In the financial sector, we suffer continued capital outflows, with constant investments in foreign portfolios. The current transaction balance is chronically deficit for no less than 3% of the GDP, about equal to USD 30 billion. Therefore, despite frequent BI interventions, the Rupiah exchange rate continues to weaken again because it is a pure and simple lack of dollar supply. The market tends to fight fiercely to gain and keep dollars. The only cure for our economic illness is to increase our exports and to gain foreign investments in the real sector to gain dollar income and refill our dollar reserves, instead of going into debt in dollars. 

Foreign investments in Indonesia are actually very low, only 5%-10% of our economic earnings. Now, we are hoping to be blessed with relocation investments from companies that left China, hoping against hope that they will invest in Indonesia instead. However, in view of their bad experience concerning the strength and trustworthiness of our regulations, very few, if any, foreign investors are interested in investing in Indonesia. Our regulations are complicated, costly, and rife with obstructions. This causes foreign investors to prefer investing in our portfolio sectors – “safer” sectors that do not generate real job opportunities for us, but that would allow them to escape along with whatever capital and profit they can get at any time. 

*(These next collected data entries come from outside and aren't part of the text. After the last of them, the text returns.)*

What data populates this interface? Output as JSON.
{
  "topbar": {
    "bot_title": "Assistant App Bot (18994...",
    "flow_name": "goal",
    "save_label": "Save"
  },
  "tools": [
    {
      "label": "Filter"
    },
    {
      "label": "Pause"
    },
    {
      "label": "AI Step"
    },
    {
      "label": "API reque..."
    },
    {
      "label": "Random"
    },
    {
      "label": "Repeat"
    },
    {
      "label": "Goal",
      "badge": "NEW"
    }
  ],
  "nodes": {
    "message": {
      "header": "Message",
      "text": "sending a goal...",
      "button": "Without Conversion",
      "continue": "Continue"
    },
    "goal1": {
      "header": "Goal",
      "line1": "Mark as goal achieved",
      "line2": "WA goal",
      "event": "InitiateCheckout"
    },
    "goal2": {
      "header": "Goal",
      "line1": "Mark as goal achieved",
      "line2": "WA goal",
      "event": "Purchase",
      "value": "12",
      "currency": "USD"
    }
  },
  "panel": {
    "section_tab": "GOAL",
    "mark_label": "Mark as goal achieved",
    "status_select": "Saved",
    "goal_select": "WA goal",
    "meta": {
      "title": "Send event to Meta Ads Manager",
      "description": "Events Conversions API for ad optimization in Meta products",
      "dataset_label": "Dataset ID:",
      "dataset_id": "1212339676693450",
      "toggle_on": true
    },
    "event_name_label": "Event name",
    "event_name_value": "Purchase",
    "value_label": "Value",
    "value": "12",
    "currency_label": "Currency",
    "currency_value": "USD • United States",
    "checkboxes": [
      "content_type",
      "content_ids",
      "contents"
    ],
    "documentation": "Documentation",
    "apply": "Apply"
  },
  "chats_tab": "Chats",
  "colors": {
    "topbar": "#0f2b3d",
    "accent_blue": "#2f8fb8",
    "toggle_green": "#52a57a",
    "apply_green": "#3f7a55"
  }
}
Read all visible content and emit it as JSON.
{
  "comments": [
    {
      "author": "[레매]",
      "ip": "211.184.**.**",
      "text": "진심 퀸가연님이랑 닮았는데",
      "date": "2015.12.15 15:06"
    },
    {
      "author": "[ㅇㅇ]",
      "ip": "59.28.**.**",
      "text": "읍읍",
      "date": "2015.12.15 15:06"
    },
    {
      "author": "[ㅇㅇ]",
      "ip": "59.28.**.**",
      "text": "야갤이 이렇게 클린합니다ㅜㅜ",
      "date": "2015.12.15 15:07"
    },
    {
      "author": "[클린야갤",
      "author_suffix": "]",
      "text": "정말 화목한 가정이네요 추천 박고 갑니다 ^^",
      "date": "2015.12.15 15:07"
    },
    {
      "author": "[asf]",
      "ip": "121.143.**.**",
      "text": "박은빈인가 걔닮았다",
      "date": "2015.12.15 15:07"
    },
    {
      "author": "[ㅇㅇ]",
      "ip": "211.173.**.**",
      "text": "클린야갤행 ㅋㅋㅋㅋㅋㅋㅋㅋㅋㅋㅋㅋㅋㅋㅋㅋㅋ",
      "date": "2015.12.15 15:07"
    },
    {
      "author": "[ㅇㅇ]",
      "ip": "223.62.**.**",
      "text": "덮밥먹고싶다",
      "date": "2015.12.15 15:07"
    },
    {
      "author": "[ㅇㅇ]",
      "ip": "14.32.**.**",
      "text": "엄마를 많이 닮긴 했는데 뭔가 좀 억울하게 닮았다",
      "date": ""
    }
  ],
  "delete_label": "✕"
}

State Finances and Budgeting 

It’s a public secret that our State Budget is dying. Daily Government cannot run without the crutch of debt, let alone development. Our Central Bank (BI) has been on alert for decades. Our State Budget, with a total volume of let’s say, IDR 2500 trillion, suffers a deficit of IDR 1000 trillion or a whopping 40%. We are forced to drive up debt to cover up, whether we want to or not. We can expect Government debt to jump to up to 40% of GDP by next year. On the other hand, our tax ratio continues to subside to below 8%, causing the ratio of debt interest payment to tax income to soar to 28%. We haven’t even counted the instalment payment of principal debts and other necessary expenditures. In the past, SOE net wealth was bigger than Government debt, allowing them to theoretically serve as collateral for national debts. Not anymore. None of them is solvable. 

Banking 

Banks are known to be facing trouble nowadays. The total of non-performing credits and restructured credits is about IDR 600 trillion. Liquidity problems are getting obvious – some banks cannot liquidate checks from their customers. There are daily talks of deposit accounts that cannot be liquidated. This is eerily similar to the 1998 Monetary Crises, wherein the domino effect of bank problems in liquidating assets extended far and wide. 

Indonesia’s economic is really in a multi-dimensional crisis, but it seems only the President has a proper sense of crisis in the Government.